Roche non si capacita che la gente voglia ancora sapere cos’è successo trent’anni fa. A volte però bisogna vedere i fatti con gli occhi di un altro per capirli bene.

“Ho partecipato a un evento di sponsorizzazione al Tour e l’organizzatore ha presentato gli ex pro' come ‘Campioni olimpici’ o ‘vincitori di tappe del Tour’. Poi ha detto: ‘Nella storia del Tour de France ci sono stati 52 vincitori’. E sullo schermo alle sue spalle sono apparsi tutti i volti dei vincitori. Poi ha detto ‘Di quei 52, sette hanno anche vinto il Giro nello stesso anno’. La maggior parte dei volti è sparita. ‘E di quei sette, solo due hanno vinto il Giro, il Tour e i Campionati del mondo nello stesso anno. Uno di loro è Eddy Merckx e l’altro è… Stephen Roche’. Ed è lì che ti rendi conto che è stata una grande impresa”.
MARK BAILEY
Cyclist Italia, luglio 2017

AVANTI IL PROSSIMO

C’è qualcuno oggi in grado di vincere la Tripla Corona? 

Solo Stephen Roche (1987) ed Eddy Merckx (1974) hanno vinto il Tour, il Giro e i Campionati del mondo di ciclismo su strada nello stesso anno. Nel 2018 i Mondiali su strada si svolgeranno sulle montagne di Innsbruck, e qualche esperto già azzarda previsioni: il prossimo anno potrebbe offrire a un big della classifica generale la possibilità di portare a casa la Tripla Corona.

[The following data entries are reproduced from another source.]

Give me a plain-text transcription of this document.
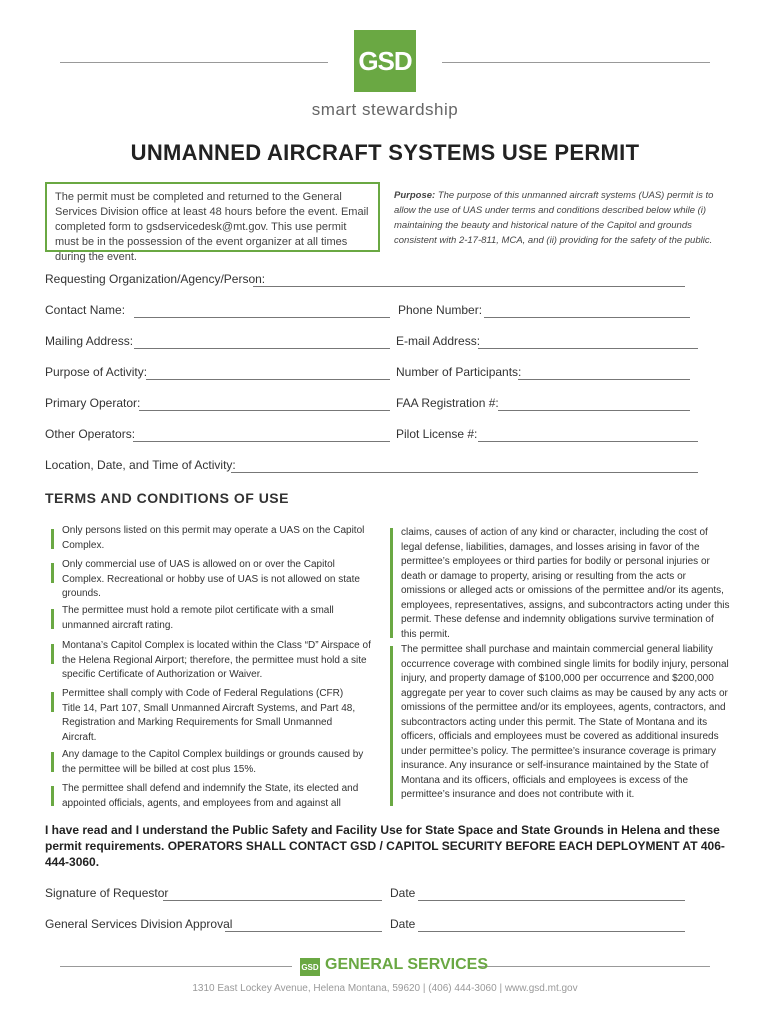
GSD
smart stewardship
UNMANNED AIRCRAFT SYSTEMS USE PERMIT
The permit must be completed and returned to the General Services Division office at least 48 hours before the event. Email completed form to gsdservicedesk@mt.gov. This use permit must be in the possession of the event organizer at all times during the event.
Purpose: The purpose of this unmanned aircraft systems (UAS) permit is to allow the use of UAS under terms and conditions described below while (i) maintaining the beauty and historical nature of the Capitol and grounds consistent with 2-17-811, MCA, and (ii) providing for the safety of the public.
Requesting Organization/Agency/Person:
Contact Name:	Phone Number:
Mailing Address:	E-mail Address:
Purpose of Activity:	Number of Participants:
Primary Operator:	FAA Registration #:
Other Operators:	Pilot License #:
Location, Date, and Time of Activity:
TERMS AND CONDITIONS OF USE
Only persons listed on this permit may operate a UAS on the Capitol Complex.
Only commercial use of UAS is allowed on or over the Capitol Complex. Recreational or hobby use of UAS is not allowed on state grounds.
The permittee must hold a remote pilot certificate with a small unmanned aircraft rating.
Montana’s Capitol Complex is located within the Class “D” Airspace of the Helena Regional Airport; therefore, the permittee must hold a site specific Certificate of Authorization or Waiver.
Permittee shall comply with Code of Federal Regulations (CFR) Title 14, Part 107, Small Unmanned Aircraft Systems, and Part 48, Registration and Marking Requirements for Small Unmanned Aircraft.
Any damage to the Capitol Complex buildings or grounds caused by the permittee will be billed at cost plus 15%.
The permittee shall defend and indemnify the State, its elected and appointed officials, agents, and employees from and against all
claims, causes of action of any kind or character, including the cost of legal defense, liabilities, damages, and losses arising in favor of the permittee’s employees or third parties for bodily or personal injuries or death or damage to property, arising or resulting from the acts or omissions or alleged acts or omissions of the permittee and/or its agents, employees, representatives, assigns, and subcontractors acting under this permit. These defense and indemnity obligations survive termination of this permit.
The permittee shall purchase and maintain commercial general liability occurrence coverage with combined single limits for bodily injury, personal injury, and property damage of $100,000 per occurrence and $200,000 aggregate per year to cover such claims as may be caused by any acts or omissions of the permittee and/or its employees, agents, contractors, and subcontractors acting under this permit. The State of Montana and its officers, officials and employees must be covered as additional insureds under permittee’s policy. The permittee’s insurance coverage is primary insurance. Any insurance or self-insurance maintained by the State of Montana and its officers, officials and employees is excess of the permittee’s insurance and does not contribute with it.
I have read and I understand the Public Safety and Facility Use for State Space and State Grounds in Helena and these permit requirements. OPERATORS SHALL CONTACT GSD / CAPITOL SECURITY BEFORE EACH DEPLOYMENT AT 406-444-3060.
Signature of Requestor	Date
General Services Division Approval	Date
GSD GENERAL SERVICES
1310 East Lockey Avenue, Helena Montana, 59620 | (406) 444-3060 | www.gsd.mt.gov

“Potrebbe succedere nel 2018 a Innsbruck, su un circuito particolarmente impegnativo”, concorda Roche. “Ma oggi i ciclisti sono molto forti e molto deboli allo stesso tempo. Sono fisicamente forti, ma la salute è sempre in bilico. Solitamente durante il Tour fa caldo, ma durante il Giro fa freddo, a volte freddissimo. Quando hai solo il 4% di grasso corporeo e arrivi sulla Marmolada o il Pordoi e c’è la neve, sei fradicio e si gela devi essere speciale per farcela. Alcuni potrebbero reggere le condizioni climatiche, ma altri no. E non perché non siano abbastanza bravi, ma perché oggi la scienza gli dice che devono correre con poco grasso corporeo. Anche se ce la fanno, è uno sforzo che può avere conseguenze sulle gare successive”.


ROCHE PARLA DI…

…VINCERE
“Non guardai il percorso del Giro prima della gara perché non mi passava neanche per la mente di vincere il Giro. Ma qui mi contraddico un po’, perché ho sempre corso per vincere e non semplicemente per fare del mio meglio. È stato così in ogni gara, penso”.

…FORZA DI VOLONTÀ
“Se così, a tavolino, mi descrivessero lo scenario del Giro del 1987 e mi chiedessero cosa farei se capitasse a me, la mia risposta sarebbe ‘Me ne tornerei a casa di corsa’. Durante la gara il mio atteggiamento era: fate quel che volete, dite quel che volete, ma io a casa non ci torno”. 

…TATTICHE PSICOLOGICHE
“Dopo la tappa di La Plagne mi dovettero dare l’ossigeno. Un cronista mi chiese ‘Può rassicurare i suoi fan?’ E io risposi ‘Sì, sto bene, ma non sono ancora pronto per una donna’. La battuta mi uscì così, naturale, ma era anche una tattica. Non volevo che si sapesse che stavo soffrendo”.

…IRLANDA
“La cosa più bella della vittoria al Tour è stata vedere la prima pagina a colori dell’Irish Times. Era la prima volta. All’epoca c’erano sono notizie di bombe, morti, Irlanda del Nord e crisi economica, era bello sapere di poter regalare un po’ di ottimismo agli irlandesi”.